This relates to dual-coding theory, a theory from cognitive science that deserves to be better know in math education. Like worked-out examples or the privileged role of narrative, it’s a legitimately useful bit of cognitive science to know.

If you’re looking to teach a strategy, describing a (complete!) mathematical picture (with arrows!) can help.

“So to figure out 7 minus 2, I started with 2 and counted up until I got to 7 and that was 5, so I figured out that 7 – 2 is 5.”

The thing, though, is that it’s very easy to mess this up. A “mathematical picture” is not “a bunch of written numbers or words.” That’s not describing a picture with words — that’s just using spoken words to describe written words. I don’t think that helps as much, according to dual-coding. Words can distract you from words.

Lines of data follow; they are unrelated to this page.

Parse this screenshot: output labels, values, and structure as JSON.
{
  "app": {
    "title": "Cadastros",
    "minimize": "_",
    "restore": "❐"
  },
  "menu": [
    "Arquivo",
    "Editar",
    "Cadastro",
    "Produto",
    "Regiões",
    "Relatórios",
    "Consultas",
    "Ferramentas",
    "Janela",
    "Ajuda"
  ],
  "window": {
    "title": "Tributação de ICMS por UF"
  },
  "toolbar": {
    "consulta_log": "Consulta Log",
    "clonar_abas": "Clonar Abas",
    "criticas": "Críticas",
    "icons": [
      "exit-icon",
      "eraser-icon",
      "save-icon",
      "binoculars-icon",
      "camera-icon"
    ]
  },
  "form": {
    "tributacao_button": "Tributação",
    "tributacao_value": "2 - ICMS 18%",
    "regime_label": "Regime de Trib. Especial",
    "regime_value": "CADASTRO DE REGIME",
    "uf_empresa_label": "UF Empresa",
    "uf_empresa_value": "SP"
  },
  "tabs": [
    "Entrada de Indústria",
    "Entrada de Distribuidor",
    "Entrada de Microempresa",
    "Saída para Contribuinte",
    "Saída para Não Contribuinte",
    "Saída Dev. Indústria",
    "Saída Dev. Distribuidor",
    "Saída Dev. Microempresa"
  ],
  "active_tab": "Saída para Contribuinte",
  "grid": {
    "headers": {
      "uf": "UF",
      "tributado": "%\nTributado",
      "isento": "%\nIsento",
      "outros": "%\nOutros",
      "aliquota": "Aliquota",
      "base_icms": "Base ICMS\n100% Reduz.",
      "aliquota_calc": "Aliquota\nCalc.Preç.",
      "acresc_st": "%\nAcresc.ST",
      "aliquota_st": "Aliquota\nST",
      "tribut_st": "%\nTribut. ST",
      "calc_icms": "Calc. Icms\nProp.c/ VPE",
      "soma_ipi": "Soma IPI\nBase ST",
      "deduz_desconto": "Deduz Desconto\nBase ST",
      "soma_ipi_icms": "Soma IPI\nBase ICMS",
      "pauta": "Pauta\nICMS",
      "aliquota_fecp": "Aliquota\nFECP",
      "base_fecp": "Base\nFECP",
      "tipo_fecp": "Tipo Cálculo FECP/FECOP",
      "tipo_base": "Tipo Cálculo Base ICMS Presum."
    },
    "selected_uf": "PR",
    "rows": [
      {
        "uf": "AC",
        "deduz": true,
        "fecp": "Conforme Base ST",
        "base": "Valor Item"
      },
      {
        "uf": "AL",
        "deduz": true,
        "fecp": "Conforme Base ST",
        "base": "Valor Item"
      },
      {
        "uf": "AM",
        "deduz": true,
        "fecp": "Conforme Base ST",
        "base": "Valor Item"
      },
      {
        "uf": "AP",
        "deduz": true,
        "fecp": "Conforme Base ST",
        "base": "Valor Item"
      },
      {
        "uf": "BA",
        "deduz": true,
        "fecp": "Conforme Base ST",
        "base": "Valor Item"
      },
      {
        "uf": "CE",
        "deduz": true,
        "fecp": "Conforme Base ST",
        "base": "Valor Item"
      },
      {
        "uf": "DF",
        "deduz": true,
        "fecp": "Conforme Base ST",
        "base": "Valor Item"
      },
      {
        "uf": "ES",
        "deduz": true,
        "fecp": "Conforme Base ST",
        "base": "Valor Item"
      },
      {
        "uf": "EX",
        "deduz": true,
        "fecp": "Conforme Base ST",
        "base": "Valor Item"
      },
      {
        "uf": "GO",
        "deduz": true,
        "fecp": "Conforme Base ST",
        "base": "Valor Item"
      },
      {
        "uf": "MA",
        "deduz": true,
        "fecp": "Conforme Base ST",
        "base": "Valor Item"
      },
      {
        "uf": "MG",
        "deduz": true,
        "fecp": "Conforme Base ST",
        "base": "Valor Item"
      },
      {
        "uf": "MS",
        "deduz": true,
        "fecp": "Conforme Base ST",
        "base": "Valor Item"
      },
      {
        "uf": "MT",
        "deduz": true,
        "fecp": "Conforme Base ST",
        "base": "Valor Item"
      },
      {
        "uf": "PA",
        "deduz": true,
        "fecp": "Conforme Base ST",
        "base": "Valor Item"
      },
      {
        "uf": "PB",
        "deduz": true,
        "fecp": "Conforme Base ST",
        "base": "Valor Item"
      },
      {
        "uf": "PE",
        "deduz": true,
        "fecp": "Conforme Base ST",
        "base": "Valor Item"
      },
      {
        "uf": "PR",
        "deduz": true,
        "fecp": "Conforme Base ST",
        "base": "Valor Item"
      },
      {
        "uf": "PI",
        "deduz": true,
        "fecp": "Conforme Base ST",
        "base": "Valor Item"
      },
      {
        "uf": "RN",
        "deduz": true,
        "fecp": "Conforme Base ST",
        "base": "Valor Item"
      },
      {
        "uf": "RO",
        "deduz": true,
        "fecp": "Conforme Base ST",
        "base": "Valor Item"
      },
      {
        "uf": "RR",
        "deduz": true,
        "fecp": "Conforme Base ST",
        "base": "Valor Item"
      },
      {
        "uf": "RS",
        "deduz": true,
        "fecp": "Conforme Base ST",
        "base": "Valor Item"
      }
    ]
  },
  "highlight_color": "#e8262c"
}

I’m not saying that board work in the above tweet is bad at all. My point is just that these equations are going to compete for attention with any spoken explanation in a way that (dual-coding says) a picture wouldn’t. (Though check out those annotated arrows!)

A problem: when I think about it, there are a lot of mathematical topics that I can’t think of a good picture for. And even for ones where I can (e.g. the connection between area and multiplication) those visual representations aren’t obviously connected to their numerical ones to kids. Those connections need to be carefully taught. Ideally, they’re built into a curriculum.

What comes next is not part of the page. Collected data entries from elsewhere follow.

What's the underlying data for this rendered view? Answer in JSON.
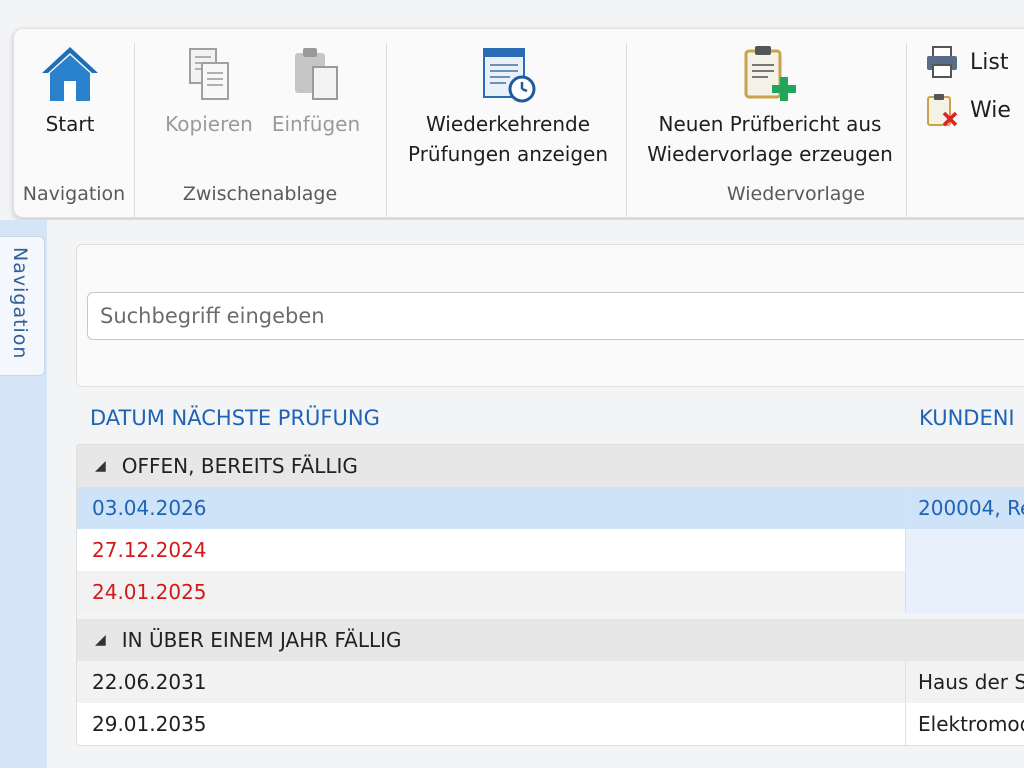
{
  "ribbon": {
    "start_label": "Start",
    "copy_label": "Kopieren",
    "paste_label": "Einfügen",
    "recurring_label_line1": "Wiederkehrende",
    "recurring_label_line2": "Prüfungen anzeigen",
    "new_report_line1": "Neuen Prüfbericht aus",
    "new_report_line2": "Wiedervorlage erzeugen",
    "list_label": "List",
    "wie_label": "Wie",
    "group_navigation": "Navigation",
    "group_clipboard": "Zwischenablage",
    "group_resubmission": "Wiedervorlage"
  },
  "side_nav": {
    "tab_label": "Navigation"
  },
  "search": {
    "placeholder": "Suchbegriff eingeben",
    "value": ""
  },
  "table": {
    "columns": [
      "DATUM NÄCHSTE PRÜFUNG",
      "KUNDENI"
    ],
    "groups": [
      {
        "label": "OFFEN, BEREITS FÄLLIG",
        "rows": [
          {
            "date": "03.04.2026",
            "customer": "200004, Re"
          },
          {
            "date": "27.12.2024",
            "customer": ""
          },
          {
            "date": "24.01.2025",
            "customer": ""
          }
        ]
      },
      {
        "label": "IN ÜBER EINEM JAHR FÄLLIG",
        "rows": [
          {
            "date": "22.06.2031",
            "customer": "Haus der S"
          },
          {
            "date": "29.01.2035",
            "customer": "Elektromod"
          }
        ]
      }
    ]
  },
  "colors": {
    "accent_blue": "#1f63b5",
    "overdue_red": "#d11a1a",
    "selected_row": "#cfe3f8",
    "nav_strip": "#d6e4f7"
  }
}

I mean, it’s obvious to me that you can carve up a rectangle into 4 quarters and this represents multiplying (x + 3)(x +7), but anyone who’s tried knows that this isn’t obvious to high school math students.

So while it’s great to aim for “describing a mathematical picture” as an ideal for explanation, we’re limited by the mathematical pictures that kids understand and that we know.

I love learning new pictures for mathematical ideas. I feel like this year I really realized the power of the visual representation of the Pythagorean Theorem to help my kids understand its meaning and use:

But there are a lot of topics where I don’t know good visuals to go with the numbers, equations or words. I’d love if we could find more of them.

What Beyond Explanations Shouldn’t Mean

I could be wrong, but I don’t see a lot of people writing or thinking about how to give good mathematical explanations. This is despite the fact that the vast majority of teachers I talk to say they give explanations often, even if they are a bit embarrassed by this. (They shouldn’t be, I think.)

And the vast majority of thinkers and writing about teaching would tell me that they aren’t anti-explanation, just against a mono-focus on explaining as the core of teaching.

So why doesn’t anyone write about giving good mathematical explanations? Three possibilities I can think of.

  1. Unlike me, pretty much already knows how to give good mathematical explanations.
  2. People don’t think that improving our explanations is worth the ink. It’s a low pay-off instructional improvement.
  3. Anti-explanation ideals make it trickier to talk about improving our explanations.

I’m pretty sure it’s not Possibility 1. I think Possibility 2 sounds good, and Possibility 3 is a solid maybe and is anyway related to 2.

Either way, now you know what I’ve recently figured out about explaining stuff to kids:

  • Represent complete mathematical thoughts
  • Use annotated arrows to emphasize action and change in those representations
  • If possible, describe mathematical pictures

So, what’s next? Just last week I tried out a new representation of solving trig problems with my geometry students. It flopped:

But then I made a little tweak, and it went better. Which got me thinking: we’ve got this whole internet thing. Why aren’t people sharing more of these images? Is it less fun for us to share pictures of our own work? Does it seem self-promoting in a way that sharing other things (e.g. activities) doesn’t?

I’m not sure. But I think that this work is valuable, and is worth sharing. Explanations are nitty gritty, but it’s important nitty gritty.